Instant instant = odt.toInstant() ;
java.util.Date date = Date.fromInstant( instant ) ;

…going the other way…

Instant instant = myJavaUtilDate.toInstant() ;
OffsetDateTime odt = instant.atOffset( ZoneOffset.UTC ) ;  

About java.time

The java.time framework is built into Java 8 and later. These classes supplant the troublesome old legacy date-time classes such as java.util.Date, Calendar, & SimpleDateFormat.

The Joda-Time project, now in maintenance mode, advises migration to the java.time classes.

To learn more, see the Oracle Tutorial. And search Stack Overflow for many examples and explanations.
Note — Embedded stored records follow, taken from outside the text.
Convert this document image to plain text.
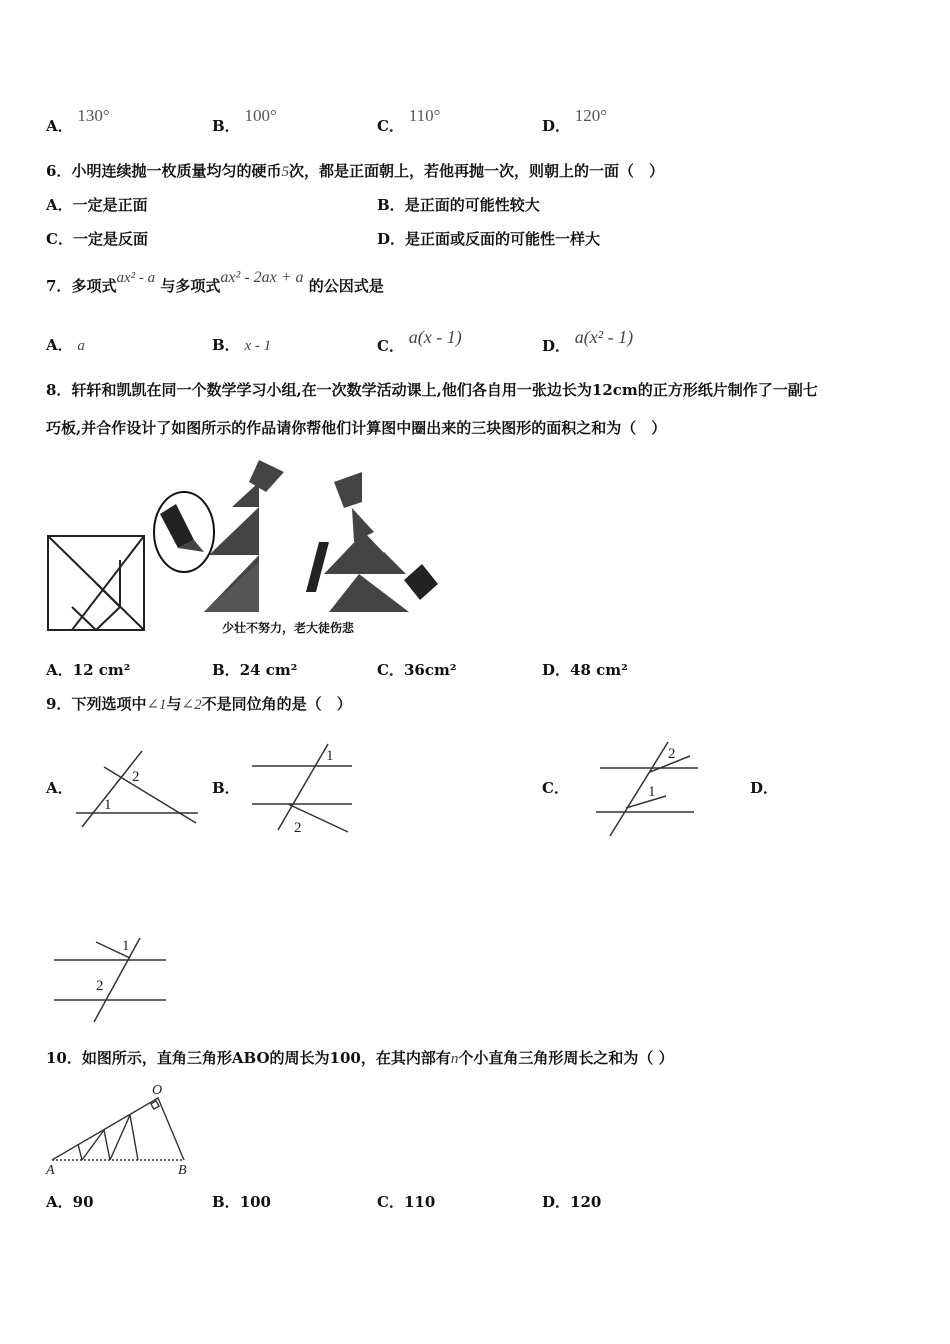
A． 130°
B． 100°
C． 110°
D． 120°
6．小明连续抛一枚质量均匀的硬币5次，都是正面朝上，若他再抛一次，则朝上的一面（　）
A．一定是正面	B．是正面的可能性较大
C．一定是反面	D．是正面或反面的可能性一样大
7．多项式ax² - a 与多项式ax² - 2ax + a 的公因式是
A． a	B． x - 1	C． a(x - 1)	D． a(x² - 1)
8．轩轩和凯凯在同一个数学学习小组,在一次数学活动课上,他们各自用一张边长为12cm的正方形纸片制作了一副七
巧板,并合作设计了如图所示的作品请你帮他们计算图中圈出来的三块图形的面积之和为（　）
少壮不努力，老大徒伤悲
A．12 cm²	B．24 cm²	C．36cm²	D．48 cm²
9．下列选项中∠1与∠2不是同位角的是（　）
A．
2
1
B．
1
2
C．
2
1	D．
1
2
10．如图所示，直角三角形ABO的周长为100，在其内部有n个小直角三角形周长之和为（ ）
O
A	B
A．90	B．100	C．110	D．120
Specification is JSR 310.

Where to obtain the java.time classes?

  • Java SE 8, Java SE 9, and later
    • Built-in.
    • Part of the standard Java API with a bundled implementation.
    • Java 9 adds some minor features and fixes.
  • Java SE 6 and Java SE 7
    • Much of the java.time functionality is back-ported to Java 6 & 7 in ThreeTen-Backport.
  • Android
    • The ThreeTenABP project adapts ThreeTen-Backport (mentioned above) for Android specifically.
    • See How to use ThreeTenABP….

The ThreeTen-Extra project extends java.time with additional classes. This project is a proving ground for possible future additions to java.time. You may find some useful classes here such as Interval, YearWeek, YearQuarter, and more.